Keywords: Complication, inferior conjunctival autograft, primary pterygium, recurrence

How to cite this article:
Atima MO, Pam DJ. Pterygium conjunctival autograft: A 5-year review. J Niger Acad Med 2022;1:59-64

How to cite this URL:
Atima MO, Pam DJ. Pterygium conjunctival autograft: A 5-year review. J Niger Acad Med [serial online] 2022 [cited 2023 Jun 9];1:59-64. Available from: http://www.jnam.com/text.asp?2022/1/2/59/365605

  Introduction Top

A pterygium that takes its name from the Greek word wing (pterygos) is a vascular, flesh horizontally oriented triangular growth of abnormal tissue that invades the cornea from the canthal region of the bulbar conjunctiva.[1] Chronic exposure to ultraviolent rays plays a role in the pathogenesis of pterygium by damaging both limbal stems cells and corneal nerve plexus,[2],[3],[4] which are relatively common in the tropics and in individual that do outdoor activity that are exposed to radiation in the general population.[5],[6] This may typically follow an aggressive or indolent course, with changes in appearance that has effect on vision and poor cosmetic appearance on the eye itself.
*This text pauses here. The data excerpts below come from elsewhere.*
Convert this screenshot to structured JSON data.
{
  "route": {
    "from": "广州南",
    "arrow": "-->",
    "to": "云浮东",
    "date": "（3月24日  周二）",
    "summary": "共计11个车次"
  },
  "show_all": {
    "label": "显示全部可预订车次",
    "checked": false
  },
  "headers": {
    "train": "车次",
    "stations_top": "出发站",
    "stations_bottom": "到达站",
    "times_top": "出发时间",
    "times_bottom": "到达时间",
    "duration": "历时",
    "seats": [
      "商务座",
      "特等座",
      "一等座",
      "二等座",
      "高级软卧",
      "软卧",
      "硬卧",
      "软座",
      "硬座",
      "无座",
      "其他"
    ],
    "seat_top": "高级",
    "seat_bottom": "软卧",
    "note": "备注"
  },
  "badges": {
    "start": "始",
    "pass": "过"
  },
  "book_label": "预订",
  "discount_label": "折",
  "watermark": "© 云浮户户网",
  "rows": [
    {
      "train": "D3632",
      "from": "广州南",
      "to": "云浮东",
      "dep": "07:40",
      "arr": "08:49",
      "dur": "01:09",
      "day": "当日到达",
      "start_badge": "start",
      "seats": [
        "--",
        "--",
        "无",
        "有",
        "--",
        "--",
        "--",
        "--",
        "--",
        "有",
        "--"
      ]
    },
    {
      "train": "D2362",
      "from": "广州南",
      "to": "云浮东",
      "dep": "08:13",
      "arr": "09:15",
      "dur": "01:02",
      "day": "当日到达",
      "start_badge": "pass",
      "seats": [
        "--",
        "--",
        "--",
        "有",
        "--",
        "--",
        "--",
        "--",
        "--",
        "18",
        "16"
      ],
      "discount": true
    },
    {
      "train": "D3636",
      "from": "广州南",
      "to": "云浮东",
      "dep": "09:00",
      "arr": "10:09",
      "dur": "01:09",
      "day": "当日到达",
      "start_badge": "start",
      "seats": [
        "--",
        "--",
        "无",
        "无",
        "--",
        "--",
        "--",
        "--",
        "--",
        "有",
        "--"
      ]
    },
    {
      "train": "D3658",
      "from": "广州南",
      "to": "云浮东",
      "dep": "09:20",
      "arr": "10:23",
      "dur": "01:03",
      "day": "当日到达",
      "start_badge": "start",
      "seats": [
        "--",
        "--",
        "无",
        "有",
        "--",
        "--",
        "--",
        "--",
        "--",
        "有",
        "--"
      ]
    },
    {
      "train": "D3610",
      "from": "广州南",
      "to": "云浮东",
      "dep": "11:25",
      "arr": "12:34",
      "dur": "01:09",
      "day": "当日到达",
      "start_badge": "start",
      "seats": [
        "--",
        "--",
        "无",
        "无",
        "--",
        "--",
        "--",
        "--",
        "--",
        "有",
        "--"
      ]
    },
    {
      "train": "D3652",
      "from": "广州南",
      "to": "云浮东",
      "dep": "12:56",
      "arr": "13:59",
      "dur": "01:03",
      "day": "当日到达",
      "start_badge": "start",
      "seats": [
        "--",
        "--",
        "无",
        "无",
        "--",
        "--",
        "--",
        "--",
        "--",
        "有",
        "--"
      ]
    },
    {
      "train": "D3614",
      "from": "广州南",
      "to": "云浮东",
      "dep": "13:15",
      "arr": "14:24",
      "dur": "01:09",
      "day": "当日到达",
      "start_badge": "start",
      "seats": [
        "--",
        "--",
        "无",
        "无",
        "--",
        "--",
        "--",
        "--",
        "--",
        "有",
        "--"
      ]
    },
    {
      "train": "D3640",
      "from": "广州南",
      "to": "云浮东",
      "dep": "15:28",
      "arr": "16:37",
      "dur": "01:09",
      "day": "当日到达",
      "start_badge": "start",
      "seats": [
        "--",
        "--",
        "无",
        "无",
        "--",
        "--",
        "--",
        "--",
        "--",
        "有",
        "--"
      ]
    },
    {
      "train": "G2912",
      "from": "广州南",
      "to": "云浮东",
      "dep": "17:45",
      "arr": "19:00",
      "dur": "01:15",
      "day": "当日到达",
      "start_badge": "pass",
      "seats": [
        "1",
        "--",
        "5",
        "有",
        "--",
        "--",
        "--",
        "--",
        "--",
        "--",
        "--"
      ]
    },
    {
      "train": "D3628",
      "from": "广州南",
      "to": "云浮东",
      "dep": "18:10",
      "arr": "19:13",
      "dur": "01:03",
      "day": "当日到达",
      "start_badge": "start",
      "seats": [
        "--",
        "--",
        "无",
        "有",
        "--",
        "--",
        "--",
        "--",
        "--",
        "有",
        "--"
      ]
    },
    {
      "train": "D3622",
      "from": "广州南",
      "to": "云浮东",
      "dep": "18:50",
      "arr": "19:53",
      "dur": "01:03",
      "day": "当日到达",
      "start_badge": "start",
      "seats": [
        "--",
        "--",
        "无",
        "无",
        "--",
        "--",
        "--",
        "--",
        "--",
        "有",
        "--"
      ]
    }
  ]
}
These tumor-like characteristics of pterygium are expressed when proliferation occurs after bare sclera excision surgery.[7],[8] Although various surgical procedures, including adjunctive treatments, have been proposed for the treatment of pterygium, recurrence remains a significant problem after surgical excision.[9],[10],[11] In a comprehensive report, Kenyon et al.[12] first described the use of conjunctival autografts for the management of recurrent or advanced pterygium and reported a low recurrence rate of 5.3% with this method. Since this report, conjunctival autografts have been found to be a safe and effective option in pterygium surgery and have become the primary choice for the surgical management of this disorder.[1],[13],[14] However, the procedure in question is technically demanding and the recurrence rates are variable, sometimes considerably, among different reports.[11],[15],[16]

Associated epidemiological factors such as age, gender, race, and region may have influenced the possibility of recurrence after this type of pterygium treatment.[17],[18],[19] The aim of this study was to observe the recurrence rate after inferior limbal conjunctival autograft associated with primary pterygium surgery in cases treated with sutures while preserving the superior conjunctival area for future glaucoma surgeries should it occur.

This long-term follow-up is meant to show whether some epidemiological factors could be associated with recurrence.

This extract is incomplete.